Book Synopsis The Renewal of the Kibbutz by : Raymond Russell
Download or read book The Renewal of the Kibbutz written by Raymond Russell and published by Rutgers University Press. This book was released on 2013-05-15 with total page 189 pages. Available in PDF, EPUB and Kindle. Book excerpt: We think of the kibbutz as a place for communal living and working. Members work, reside, and eat together, and share income “from each according to ability, to each according to need.” But in the late 1980s the kibbutzim decided that they needed to change. Reforms—moderate at first—were put in place. Members could work outside of the organization, but wages went to the collective. Apartments could be expanded, but housing remained kibbutz-owned. In 1995, change accelerated. Kibbutzim began to pay salaries based on the market value of a member’s work. As a result of such changes, the “renewed” kibbutz emerged. By 2010, 75 percent of Israel’s 248 non-religious kibbutzim fit into this new category. This book explores the waves of reforms since 1990. Looking through the lens of organizational theories that predict how open or closed a group will be to change, the authors find that less successful kibbutzim were most receptive to reform, and reforms then spread through imitation from the economically weaker kibbutzim to the strong.
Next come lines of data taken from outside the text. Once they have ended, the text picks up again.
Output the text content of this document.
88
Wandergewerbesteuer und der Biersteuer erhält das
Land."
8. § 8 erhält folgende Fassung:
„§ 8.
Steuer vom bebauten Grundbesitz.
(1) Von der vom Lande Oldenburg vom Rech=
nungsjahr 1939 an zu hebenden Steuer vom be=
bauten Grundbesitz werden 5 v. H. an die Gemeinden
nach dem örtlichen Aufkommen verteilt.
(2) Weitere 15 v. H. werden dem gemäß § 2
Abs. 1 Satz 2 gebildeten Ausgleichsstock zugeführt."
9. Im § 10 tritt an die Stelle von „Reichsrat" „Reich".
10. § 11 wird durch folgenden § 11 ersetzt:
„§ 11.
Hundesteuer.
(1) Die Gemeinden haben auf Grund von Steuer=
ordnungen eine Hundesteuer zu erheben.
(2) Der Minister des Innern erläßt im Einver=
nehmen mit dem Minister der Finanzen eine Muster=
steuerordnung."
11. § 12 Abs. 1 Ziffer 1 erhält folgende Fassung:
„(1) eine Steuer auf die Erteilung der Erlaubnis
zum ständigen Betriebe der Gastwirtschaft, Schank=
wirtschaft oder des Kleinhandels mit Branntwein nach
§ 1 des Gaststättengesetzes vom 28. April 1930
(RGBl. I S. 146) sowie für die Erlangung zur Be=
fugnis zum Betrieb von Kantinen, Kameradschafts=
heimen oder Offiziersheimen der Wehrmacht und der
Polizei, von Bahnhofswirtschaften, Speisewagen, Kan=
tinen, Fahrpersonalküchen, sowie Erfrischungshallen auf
Download or read book Llewellyn Castle written by Gary R. Entz and published by U of Nebraska Press. This book was released on 2022-05-17 with total page 347 pages. Available in PDF, EPUB and Kindle. Book excerpt: In 1869 six London families arrived in Nemaha County, Kansas, as the first colonists of the Workingmen's Cooperative Colony, later fancifully renamed Llewellyn Castle by a local writer. These early colonists were all members of Britain's National Reform League, founded by noted Chartist leader James Bronterre O'Brien. As working-class radicals they were determined to find an alternative to the grinding poverty that exploitative liberal capitalism had inflicted on England's laboring poor. Located on 680 acres in northeastern Kansas, this collectivist colony jointly owned all the land and its natural resources, with individuals leasing small sections to work. The money from these leases was intended for public works and the healthcare and education of colony members. The colony floundered after just a few years and collapsed in 1874, but its mission and founding ideas lived on in Kansas. Many former colonists became prominent political activists in the 1890s, and the colony's ideals of national fiscal policy reform and state ownership of land were carried over into the Kansas Populist movement. Based on archival research throughout the United States and the United Kingdom, this history of an English collectivist colony in America's Great Plains highlights the connections between British and American reform movements and their contexts.